# New website - help, comments



## owen_wassell (Mar 6, 2009)

I have just uploaded my new site and would like any comments and help to make it better.

I know that there is little in the way of content at the moment but I plan to build up a larger portfolio of work that I am truly happy with to display.

I am quite new to this but I really want experience. If anyone needs a photographer or photoshop operator within the North West of England send me an e-mail. I will work for FREE - my details are on my site

OWEN WASSELL PHOTOGRAPHY

Cheers


----------



## woodbox (Mar 6, 2009)

well your website is clean and simple - which is good.
but i would work on your text in the about! 
as for the gallery - if you let user scroll at list give them bigger images to see.


----------



## owen_wassell (Mar 8, 2009)

Thanks alot mate,

I see what you mean about the picture sizes. I guess they could do with being a little bigger. I will tidy up the about section as well.

Thanks again


----------



## modlife (Mar 25, 2009)

Try out the airtight simpleviewer to clean up your gallery. It looks good, but is annoying to have to scroll.


----------



## twozero (Mar 25, 2009)

modlife said:


> Try out the airtight simpleviewer to clean up your gallery. It looks good, but is annoying to have to scroll.
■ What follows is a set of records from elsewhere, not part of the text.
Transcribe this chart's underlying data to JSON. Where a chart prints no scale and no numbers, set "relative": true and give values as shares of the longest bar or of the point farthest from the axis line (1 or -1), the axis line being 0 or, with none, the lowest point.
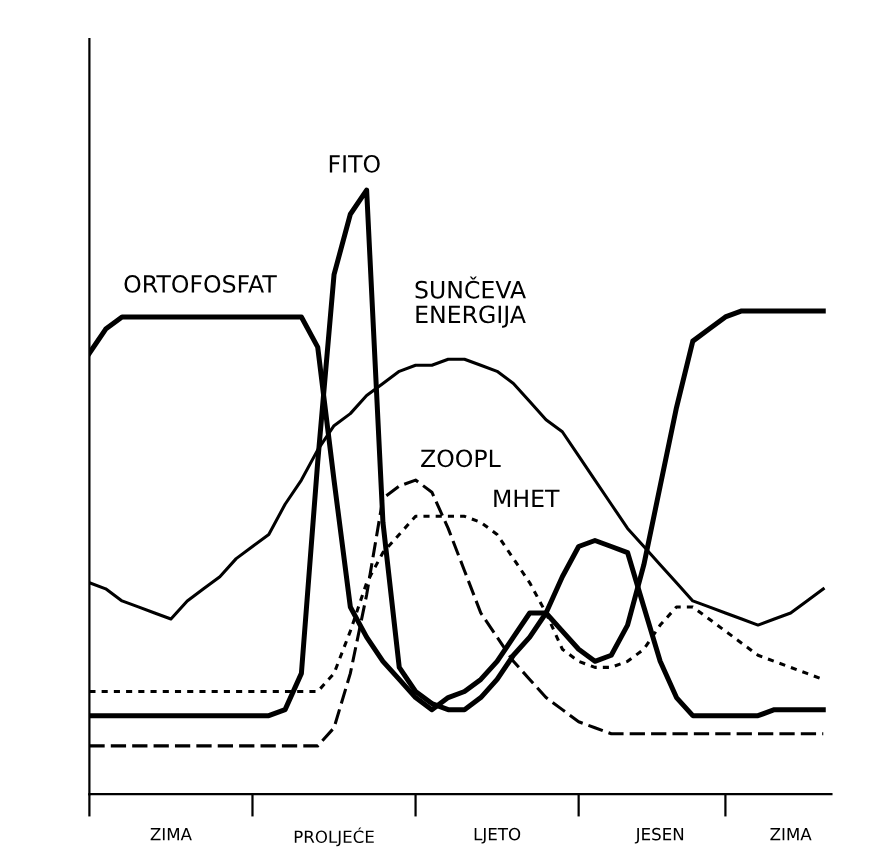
{
  "chart_data": {
    "type": "line",
    "relative": true,
    "tick_labels": "x",
    "grid": false,
    "legend": false,
    "marker": "none",
    "categories": [
      null,
      null,
      null,
      null,
      null,
      "ZIMA",
      null,
      null,
      null,
      null,
      null,
      null,
      null,
      null,
      null,
      "PROLJEĆE",
      null,
      null,
      null,
      null,
      null,
      null,
      null,
      null,
      null,
      "LJETO",
      null,
      null,
      null,
      null,
      null,
      null,
      null,
      null,
      null,
      "JESEN",
      null,
      null,
      null,
      null,
      null,
      null,
      null,
      "ZIMA",
      null,
      null
    ],
    "series": [
      {
        "color": "#000000",
        "line_style": "solid",
        "values": [
          0.73,
          0.77,
          0.79,
          0.79,
          0.79,
          0.79,
          0.79,
          0.79,
          0.79,
          0.79,
          0.79,
          0.79,
          0.79,
          0.79,
          0.74,
          0.52,
          0.31,
          0.26,
          0.22,
          0.19,
          0.16,
          0.14,
          0.16,
          0.17,
          0.19,
          0.22,
          0.26,
          0.3,
          0.3,
          0.27,
          0.24,
          0.22,
          0.23,
          0.28,
          0.38,
          0.51,
          0.64,
          0.75,
          0.77,
          0.79,
          0.8,
          0.8,
          0.8,
          0.8,
          0.8,
          0.8
        ]
      },
      {
        "color": "#000000",
        "line_style": "solid",
        "values": [
          0.13,
          0.13,
          0.13,
          0.13,
          0.13,
          0.13,
          0.13,
          0.13,
          0.13,
          0.13,
          0.13,
          0.13,
          0.14,
          0.2,
          0.55,
          0.86,
          0.96,
          1.0,
          0.45,
          0.21,
          0.17,
          0.15,
          0.14,
          0.14,
          0.16,
          0.19,
          0.23,
          0.26,
          0.3,
          0.36,
          0.41,
          0.42,
          0.41,
          0.4,
          0.31,
          0.22,
          0.16,
          0.13,
          0.13,
          0.13,
          0.13,
          0.13,
          0.14,
          0.14,
          0.14,
          0.14
        ]
      },
      {
        "color": "#000000",
        "line_style": "solid",
        "values": [
          0.35,
          0.34,
          0.32,
          0.31,
          0.3,
          0.29,
          0.32,
          0.34,
          0.36,
          0.39,
          0.41,
          0.43,
          0.48,
          0.52,
          0.57,
          0.61,
          0.63,
          0.66,
          0.68,
          0.7,
          0.71,
          0.71,
          0.72,
          0.72,
          0.71,
          0.7,
          0.68,
          0.65,
          0.62,
          0.6,
          0.56,
          0.52,
          0.48,
          0.44,
          0.41,
          0.38,
          0.35,
          0.32,
          0.31,
          0.3,
          0.29,
          0.28,
          0.29,
          0.3,
          0.32,
          0.34
        ]
      },
      {
        "color": "#000000",
        "line_style": "dashed",
        "values": [
          0.08,
          0.08,
          0.08,
          0.08,
          0.08,
          0.08,
          0.08,
          0.08,
          0.08,
          0.08,
          0.08,
          0.08,
          0.08,
          0.08,
          0.08,
          0.11,
          0.2,
          0.33,
          0.49,
          0.51,
          0.52,
          0.5,
          0.44,
          0.37,
          0.3,
          0.26,
          0.22,
          0.19,
          0.16,
          0.14,
          0.12,
          0.11,
          0.1,
          0.1,
          0.1,
          0.1,
          0.1,
          0.1,
          0.1,
          0.1,
          0.1,
          0.1,
          0.1,
          0.1,
          0.1,
          0.1
        ]
      },
      {
        "color": "#000000",
        "line_style": "dotted",
        "values": [
          0.17,
          0.17,
          0.17,
          0.17,
          0.17,
          0.17,
          0.17,
          0.17,
          0.17,
          0.17,
          0.17,
          0.17,
          0.17,
          0.17,
          0.17,
          0.2,
          0.27,
          0.35,
          0.4,
          0.43,
          0.46,
          0.46,
          0.46,
          0.46,
          0.45,
          0.43,
          0.39,
          0.35,
          0.3,
          0.24,
          0.22,
          0.21,
          0.21,
          0.22,
          0.24,
          0.28,
          0.31,
          0.31,
          0.29,
          0.27,
          0.25,
          0.23,
          0.22,
          0.21,
          0.2,
          0.19
        ]
      }
    ],
    "annotations": [
      "ORTOFOSFAT",
      "FITO",
      "SUNČEVA\nENERGIJA",
      "ZOOPL",
      "MHET"
    ]
  }
}
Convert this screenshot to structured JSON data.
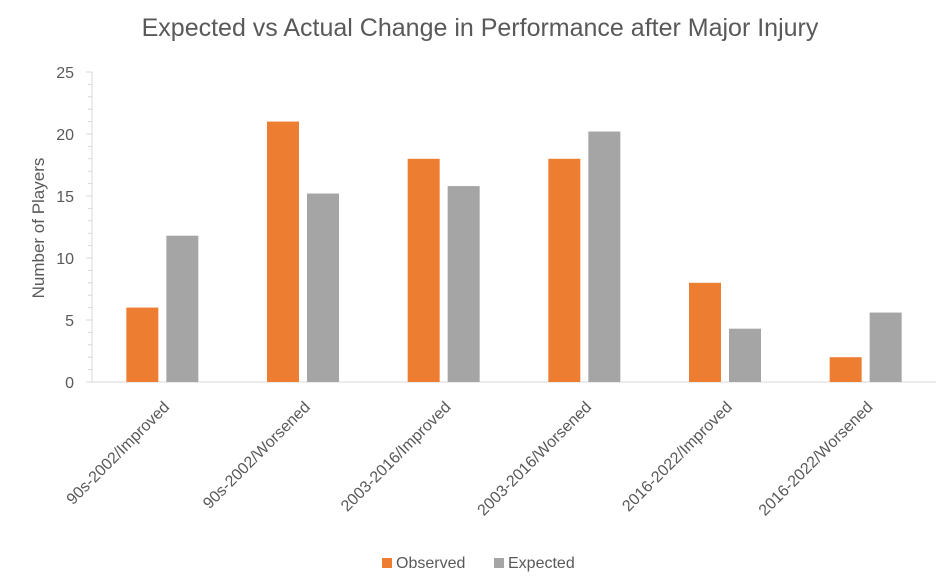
{
  "chart_data": {
    "type": "bar",
    "title": "Expected vs Actual Change in Performance after Major Injury",
    "xlabel": "",
    "ylabel": "Number of Players",
    "ylim": [
      0,
      25
    ],
    "yticks": [
      0,
      5,
      10,
      15,
      20,
      25
    ],
    "grid": false,
    "legend_position": "bottom",
    "categories": [
      "90s-2002/Improved",
      "90s-2002/Worsened",
      "2003-2016/Improved",
      "2003-2016/Worsened",
      "2016-2022/Improved",
      "2016-2022/Worsened"
    ],
    "series": [
      {
        "name": "Observed",
        "color": "#ED7D31",
        "values": [
          6,
          21,
          18,
          18,
          8,
          2
        ]
      },
      {
        "name": "Expected",
        "color": "#A5A5A5",
        "values": [
          11.8,
          15.2,
          15.8,
          20.2,
          4.3,
          5.6
        ]
      }
    ]
  }
}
agreed. breaking the h-scroll isn't the best idea. as most people want to use their mouse/trackpad to scroll which limits them to vertical scrolling (not always, but most).

also, the using images for text (galleries & about) does not make for the best Search Engine Optimization. Where ever possible, use text. I know this will limit your choices of fonts, but it will be worth it. however, there are flash plugins/scripts to allow using "non-web safe" fonts.

IMO, the kerning on the galleries/about tags is way too tight. I am a fan of tight kerning but that is extreme.

I do, however, like you photos. I just wish they were a little bigger.


----------